1370 Hella

Discovery
- Discovered by: K. Reinmuth
- Discovery site: Heidelberg Obs.
- Discovery date: 31 August 1935

Designations
- Named after: Helene Nowacki (ARI-astronomer)
- Alternative designations: 1935 QG
- Minor planet category: main-belt · (inner) Flora

Orbital characteristics
- Epoch 4 September 2017 (JD 2458000.5)
- Uncertainty parameter 0
- Observation arc: 81.46 yr (29,754 days)
- Aphelion: 2.6343 AU
- Perihelion: 1.8665 AU
- Semi-major axis: 2.2504 AU
- Eccentricity: 0.1706
- Orbital period (sidereal): 3.38 yr (1,233 days)
- Mean anomaly: 130.52°
- Mean motion: 0° 17^{m} 31.2^{s} / day
- Inclination: 4.8039°
- Longitude of ascending node: 306.04°
- Argument of perihelion: 3.9960°

Physical characteristics
- Dimensions: 5.41 km (calculated)
- Synodic rotation period: 7.5408 h inconclusive
- Geometric albedo: 0.24 (assumed)
- Spectral type: S (assumed)
- Absolute magnitude (H): 13.5 · 13.69±0.63

= 1370 Hella =

Main-belt asteroid

1370 Hella, provisional designation , is a stony Florian asteroid from the inner regions of the asteroid belt, approximately 5.4 kilometers in diameter. It was discovered on 31 August 1935, by astronomer Karl Reinmuth at the Heidelberg-Königstuhl State Observatory in southwest Germany. The asteroid was named for Helene Nowacki, an astronomer at the Astronomical Calculation Institute.

== Orbit and classification ==

Hella is a member of the Flora family (402), a giant asteroid family and the largest family of stony asteroids in the main belt.

It orbits the Sun in the inner asteroid belt at a distance of 1.9–2.6 AU once every 3 years and 5 months (1,233 days). Its orbit has an eccentricity of 0.17 and an inclination of 5° with respect to the ecliptic. The body's observation arc begins at Heidelberg in September 1935, one month after its official discovery observation.

== Physical characteristics ==

According to its classification as a Florian asteroid, Hella is an assumed stony S-type asteroid.

=== Rotation period ===

In October 2006, a rotational lightcurve of Hella was obtained from photometric observations by French amateur astronomer Laurent Bernasconi. Lightcurve analysis gave an inconclusive rotation period of 7.5408 hours with a brightness amplitude of 0.17 magnitude (U=n.a.). The Lightcurve Data Base, however, only lists the measured brightness variation. As of 2017, no secure period of Hella has been obtained.

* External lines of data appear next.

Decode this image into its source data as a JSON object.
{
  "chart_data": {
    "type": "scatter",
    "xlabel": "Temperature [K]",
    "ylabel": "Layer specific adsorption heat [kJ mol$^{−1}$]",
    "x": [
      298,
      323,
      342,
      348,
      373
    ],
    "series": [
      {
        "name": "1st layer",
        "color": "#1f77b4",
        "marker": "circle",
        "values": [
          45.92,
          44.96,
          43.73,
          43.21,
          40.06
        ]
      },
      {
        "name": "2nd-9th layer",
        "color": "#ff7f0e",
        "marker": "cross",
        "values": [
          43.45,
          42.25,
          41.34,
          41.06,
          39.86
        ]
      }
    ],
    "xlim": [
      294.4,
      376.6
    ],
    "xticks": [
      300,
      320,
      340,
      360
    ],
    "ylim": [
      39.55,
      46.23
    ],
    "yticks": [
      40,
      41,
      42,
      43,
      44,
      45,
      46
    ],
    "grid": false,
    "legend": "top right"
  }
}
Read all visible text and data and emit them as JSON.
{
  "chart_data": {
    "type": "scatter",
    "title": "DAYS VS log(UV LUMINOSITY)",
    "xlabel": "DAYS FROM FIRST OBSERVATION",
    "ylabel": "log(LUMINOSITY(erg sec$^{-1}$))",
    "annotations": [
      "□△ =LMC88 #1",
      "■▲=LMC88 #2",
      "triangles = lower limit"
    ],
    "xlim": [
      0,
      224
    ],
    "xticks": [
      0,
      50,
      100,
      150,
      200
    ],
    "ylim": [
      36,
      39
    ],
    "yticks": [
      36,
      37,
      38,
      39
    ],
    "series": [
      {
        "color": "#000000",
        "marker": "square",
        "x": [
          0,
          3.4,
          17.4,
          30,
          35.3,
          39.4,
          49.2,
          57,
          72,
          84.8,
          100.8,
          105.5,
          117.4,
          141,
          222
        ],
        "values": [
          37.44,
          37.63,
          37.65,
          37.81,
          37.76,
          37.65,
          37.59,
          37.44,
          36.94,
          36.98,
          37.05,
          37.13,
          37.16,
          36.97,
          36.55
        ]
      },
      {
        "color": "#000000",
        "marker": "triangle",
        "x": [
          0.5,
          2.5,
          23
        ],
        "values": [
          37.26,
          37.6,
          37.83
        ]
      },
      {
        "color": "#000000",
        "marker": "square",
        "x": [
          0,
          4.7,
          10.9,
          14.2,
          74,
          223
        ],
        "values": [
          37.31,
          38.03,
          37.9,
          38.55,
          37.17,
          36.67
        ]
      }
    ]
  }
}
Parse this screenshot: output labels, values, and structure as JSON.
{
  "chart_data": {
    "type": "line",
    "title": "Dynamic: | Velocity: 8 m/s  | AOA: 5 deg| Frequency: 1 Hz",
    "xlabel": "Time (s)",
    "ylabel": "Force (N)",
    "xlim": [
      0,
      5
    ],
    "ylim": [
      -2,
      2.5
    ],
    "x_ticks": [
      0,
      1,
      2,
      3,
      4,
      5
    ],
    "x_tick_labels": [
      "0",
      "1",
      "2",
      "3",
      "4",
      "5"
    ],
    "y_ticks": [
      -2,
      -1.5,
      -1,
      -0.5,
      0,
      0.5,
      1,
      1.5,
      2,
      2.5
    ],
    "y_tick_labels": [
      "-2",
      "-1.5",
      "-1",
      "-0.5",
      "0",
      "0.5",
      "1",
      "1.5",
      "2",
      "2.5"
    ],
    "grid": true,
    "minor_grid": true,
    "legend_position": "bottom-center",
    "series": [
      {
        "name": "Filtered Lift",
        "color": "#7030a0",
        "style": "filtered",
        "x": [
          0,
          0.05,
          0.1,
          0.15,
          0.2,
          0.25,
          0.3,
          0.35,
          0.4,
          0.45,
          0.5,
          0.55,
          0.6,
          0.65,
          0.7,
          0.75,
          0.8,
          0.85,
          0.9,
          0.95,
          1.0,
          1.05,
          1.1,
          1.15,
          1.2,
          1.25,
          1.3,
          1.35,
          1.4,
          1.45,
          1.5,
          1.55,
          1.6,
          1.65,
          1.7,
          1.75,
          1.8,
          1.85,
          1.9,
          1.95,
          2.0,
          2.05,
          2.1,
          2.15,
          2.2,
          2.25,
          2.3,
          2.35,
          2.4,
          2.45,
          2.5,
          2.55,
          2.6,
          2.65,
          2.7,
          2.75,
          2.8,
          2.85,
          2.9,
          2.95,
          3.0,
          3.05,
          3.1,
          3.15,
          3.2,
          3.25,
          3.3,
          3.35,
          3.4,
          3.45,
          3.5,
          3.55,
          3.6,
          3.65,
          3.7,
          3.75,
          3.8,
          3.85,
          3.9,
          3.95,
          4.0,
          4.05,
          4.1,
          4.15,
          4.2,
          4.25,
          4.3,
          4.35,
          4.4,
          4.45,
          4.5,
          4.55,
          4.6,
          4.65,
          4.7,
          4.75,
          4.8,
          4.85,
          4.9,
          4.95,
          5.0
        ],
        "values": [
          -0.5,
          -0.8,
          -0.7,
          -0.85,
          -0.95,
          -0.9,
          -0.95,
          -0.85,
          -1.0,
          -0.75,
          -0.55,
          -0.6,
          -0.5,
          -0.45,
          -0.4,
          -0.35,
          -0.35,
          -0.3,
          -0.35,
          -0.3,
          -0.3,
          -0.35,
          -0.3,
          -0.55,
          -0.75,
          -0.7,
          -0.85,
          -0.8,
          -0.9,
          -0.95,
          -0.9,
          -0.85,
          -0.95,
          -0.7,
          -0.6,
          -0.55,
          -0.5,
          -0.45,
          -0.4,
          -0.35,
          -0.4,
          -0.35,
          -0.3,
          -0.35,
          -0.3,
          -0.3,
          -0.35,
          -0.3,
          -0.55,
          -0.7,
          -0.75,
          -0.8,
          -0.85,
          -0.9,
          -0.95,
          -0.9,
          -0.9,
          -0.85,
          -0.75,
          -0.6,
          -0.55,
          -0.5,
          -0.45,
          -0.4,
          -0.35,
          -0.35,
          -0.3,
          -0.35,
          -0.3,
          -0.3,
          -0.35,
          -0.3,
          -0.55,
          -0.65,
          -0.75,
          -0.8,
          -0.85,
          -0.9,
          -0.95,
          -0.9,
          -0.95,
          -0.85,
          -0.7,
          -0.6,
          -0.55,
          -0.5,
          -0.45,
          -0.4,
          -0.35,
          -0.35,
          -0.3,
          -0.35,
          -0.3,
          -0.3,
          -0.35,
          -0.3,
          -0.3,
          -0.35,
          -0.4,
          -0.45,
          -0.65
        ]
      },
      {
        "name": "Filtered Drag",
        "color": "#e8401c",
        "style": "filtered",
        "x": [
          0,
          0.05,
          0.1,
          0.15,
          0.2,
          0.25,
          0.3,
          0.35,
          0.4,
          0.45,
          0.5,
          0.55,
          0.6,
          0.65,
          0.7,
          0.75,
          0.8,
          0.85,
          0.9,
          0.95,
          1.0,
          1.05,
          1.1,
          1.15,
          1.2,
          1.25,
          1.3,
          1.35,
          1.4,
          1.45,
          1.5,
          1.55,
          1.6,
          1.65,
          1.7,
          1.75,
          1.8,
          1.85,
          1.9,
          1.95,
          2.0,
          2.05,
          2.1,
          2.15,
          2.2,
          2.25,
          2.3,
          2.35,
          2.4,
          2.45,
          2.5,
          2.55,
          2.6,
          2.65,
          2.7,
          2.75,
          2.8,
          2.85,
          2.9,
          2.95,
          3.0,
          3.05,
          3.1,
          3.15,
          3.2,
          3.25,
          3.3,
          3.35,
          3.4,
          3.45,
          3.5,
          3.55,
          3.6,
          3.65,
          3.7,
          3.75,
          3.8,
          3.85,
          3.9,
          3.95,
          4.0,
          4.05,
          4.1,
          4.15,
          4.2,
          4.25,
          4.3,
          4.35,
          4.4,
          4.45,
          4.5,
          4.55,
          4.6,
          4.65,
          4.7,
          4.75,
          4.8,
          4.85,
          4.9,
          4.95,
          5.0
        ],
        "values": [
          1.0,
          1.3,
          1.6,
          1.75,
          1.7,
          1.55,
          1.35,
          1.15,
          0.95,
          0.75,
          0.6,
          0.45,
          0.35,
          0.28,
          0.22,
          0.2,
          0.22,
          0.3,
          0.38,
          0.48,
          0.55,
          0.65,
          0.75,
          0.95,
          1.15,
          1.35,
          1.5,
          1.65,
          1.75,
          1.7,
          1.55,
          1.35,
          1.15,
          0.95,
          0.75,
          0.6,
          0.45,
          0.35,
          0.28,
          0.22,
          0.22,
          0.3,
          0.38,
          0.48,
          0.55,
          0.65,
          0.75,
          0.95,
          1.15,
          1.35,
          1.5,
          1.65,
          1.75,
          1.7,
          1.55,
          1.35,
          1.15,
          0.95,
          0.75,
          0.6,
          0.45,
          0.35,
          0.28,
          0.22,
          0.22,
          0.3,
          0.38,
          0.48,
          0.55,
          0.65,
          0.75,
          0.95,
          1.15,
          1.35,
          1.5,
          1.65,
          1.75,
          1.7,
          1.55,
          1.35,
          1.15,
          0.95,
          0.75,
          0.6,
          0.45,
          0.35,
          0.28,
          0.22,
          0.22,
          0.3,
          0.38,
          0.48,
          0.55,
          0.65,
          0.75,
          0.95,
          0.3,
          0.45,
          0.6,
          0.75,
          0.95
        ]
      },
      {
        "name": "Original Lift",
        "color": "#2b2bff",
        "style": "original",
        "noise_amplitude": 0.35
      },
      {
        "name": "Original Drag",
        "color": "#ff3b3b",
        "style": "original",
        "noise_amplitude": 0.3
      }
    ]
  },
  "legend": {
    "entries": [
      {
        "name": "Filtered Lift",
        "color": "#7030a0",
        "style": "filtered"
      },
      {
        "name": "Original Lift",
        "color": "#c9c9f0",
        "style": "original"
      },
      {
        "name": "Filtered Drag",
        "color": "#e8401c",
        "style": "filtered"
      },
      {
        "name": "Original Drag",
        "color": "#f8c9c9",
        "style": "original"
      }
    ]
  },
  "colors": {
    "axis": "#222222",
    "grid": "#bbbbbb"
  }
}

=== Diameter and albedo ===

Hella has not been observed by any of the space-based surveys, such as the Infrared Astronomical Satellite (IRAS), the Japanese Akari satellite or the NEOWISE mission of NASA's Wide-field Infrared Survey Explorer. The Collaborative Asteroid Lightcurve Link assumes an albedo of 0.24 – derived from 8 Flora the parent body of the Flora Family – and calculates a diameter of 5.41 kilometers based on an absolute magnitude of 13.5.

== Naming ==

This minor planet was named after Helene Nowacki (1904–1972), a German astronomer of the Astronomical Calculation Institute. The name was suggested by astronomer Gustav Stracke. The official naming citation was mentioned in The Names of the Minor Planets by Paul Herget in 1955 (H 124).